A Polina le mie domande non piacevano affatto, e ho visto che con il tono e la stravaganza delle sue risposte voleva farmi arrabbiare. Glielo ho detto subito.
- Ebbene, effettivamente mi diverte che lei vada in bestia. Già per il solo fatto che le permetto di rivolgermi queste domande e supposizioni, lei deve sdebitarsi.
- Effettivamente, mi ritengo in diritto di farle qualsiasi domanda, - ho risposto calmo, - proprio perché sono pronto poi a saldare il conto nel modo che preferirà e perche ormai non valuto nulla la mia vita. Polina si è messa a ridere.
- L’ultima volta, in cima allo Schlangernberg, lei mi ha detto di essere pronto a buttarsi giù a capofitto, a una mia parola. Ed erano, mi pare, poco meno di mille piedi. Una volta o l’altra la diró, quella parola, unicamente per vedere come lei salderà il conto, e può star sicuro che non mi tirerò indietro. Lei mi è odioso proprio perche le ho permesso così tanto, e ancor più perché ho così bisogno di lei. Ma fintanto che mi sarà necessario, dovrò aver riguardo di lei.
Aveva cominciato ad alzarsi. La sua voce era irritata. Negli ultimi tempi finisce sempre i suoi discorsi con me in tono astioso e irritato, con vero malanimo.
- Mi permetta di domandarle: che cos’è m-lle Blanche? - le ho chiesto non volendo lasciarla andare senza una spiegazione.
- Lo sa da se, che cosa sia m-elle Blanche. Da quella volta non c’è stato nulla da aggiungere. M-lle Blanche sarà sicuramente generalessa.
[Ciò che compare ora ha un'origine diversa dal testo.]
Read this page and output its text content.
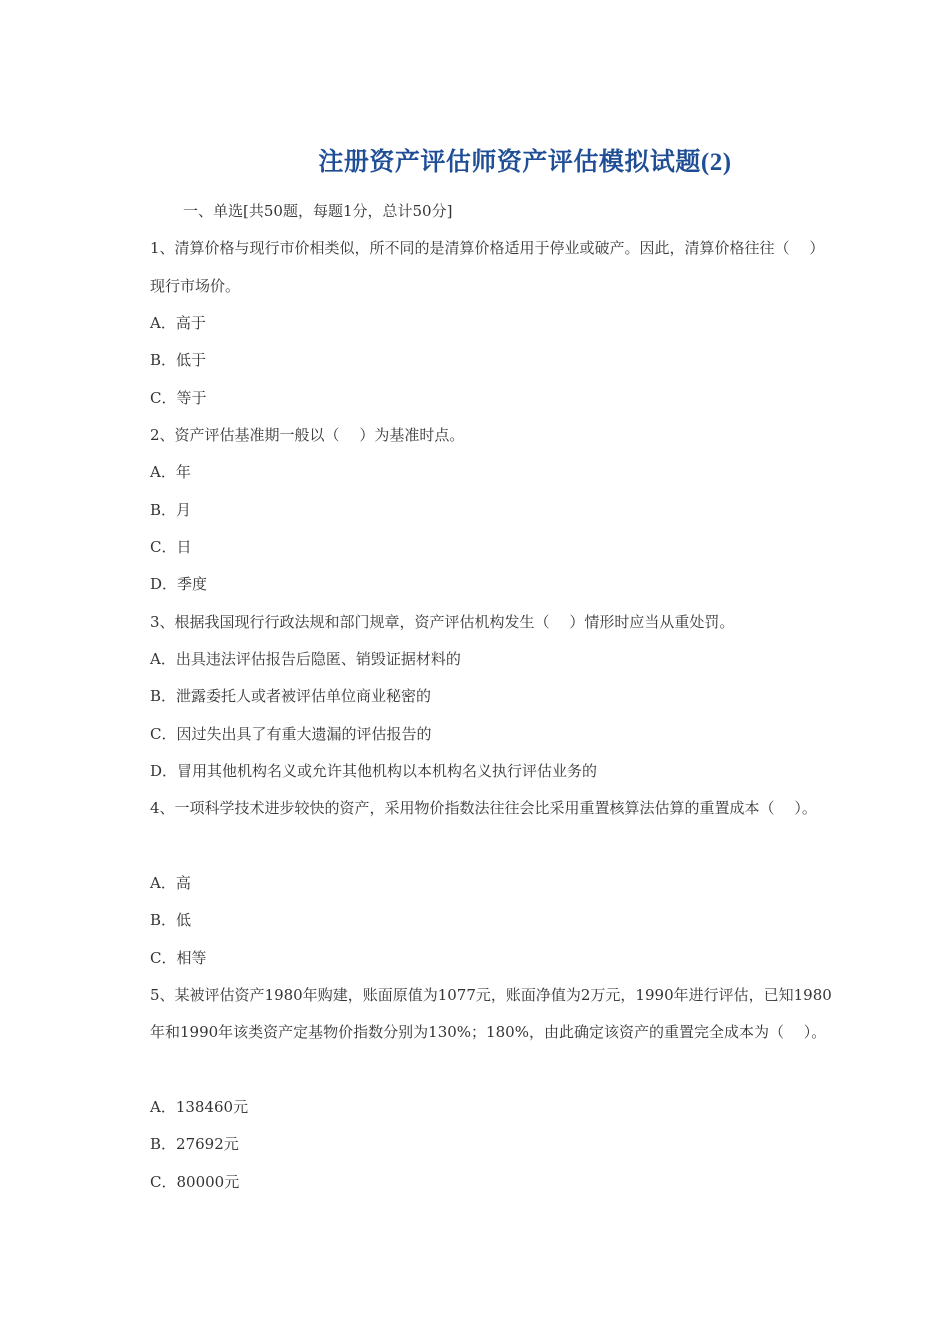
注册资产评估师资产评估模拟试题(2)
一、单选[共50题，每题1分，总计50分]
1、清算价格与现行市价相类似，所不同的是清算价格适用于停业或破产。因此，清算价格往往（　 ）
现行市场价。
A．高于
B．低于
C．等于
2、资产评估基准期一般以（　 ）为基准时点。
A．年
B．月
C．日
D．季度
3、根据我国现行行政法规和部门规章，资产评估机构发生（　 ）情形时应当从重处罚。
A．出具违法评估报告后隐匿、销毁证据材料的
B．泄露委托人或者被评估单位商业秘密的
C．因过失出具了有重大遗漏的评估报告的
D．冒用其他机构名义或允许其他机构以本机构名义执行评估业务的
4、一项科学技术进步较快的资产，采用物价指数法往往会比采用重置核算法估算的重置成本（　 ）。
A．高
B．低
C．相等
5、某被评估资产1980年购建，账面原值为1077元，账面净值为2万元，1990年进行评估，已知1980
年和1990年该类资产定基物价指数分别为130%；180%，由此确定该资产的重置完全成本为（　 ）。
A．138460元
B．27692元
C．80000元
S’intende, se la voce circa la morte della nonna verrà confermata, giacchè m-elle Blanche, e sua madre, e il marchese-соusin di secondo grado sanno benissimo che siamo rovinati.
- E il generale e innamorato perdutamente?
- Adesso non e questo il punto. Mi ascolti e ricordi: prenda questi settecento fiorini e vada a giocare, vinca per me quanto più possibile alla roulette. Ho bisogno di soldi, adesso, a qualsiasi costo.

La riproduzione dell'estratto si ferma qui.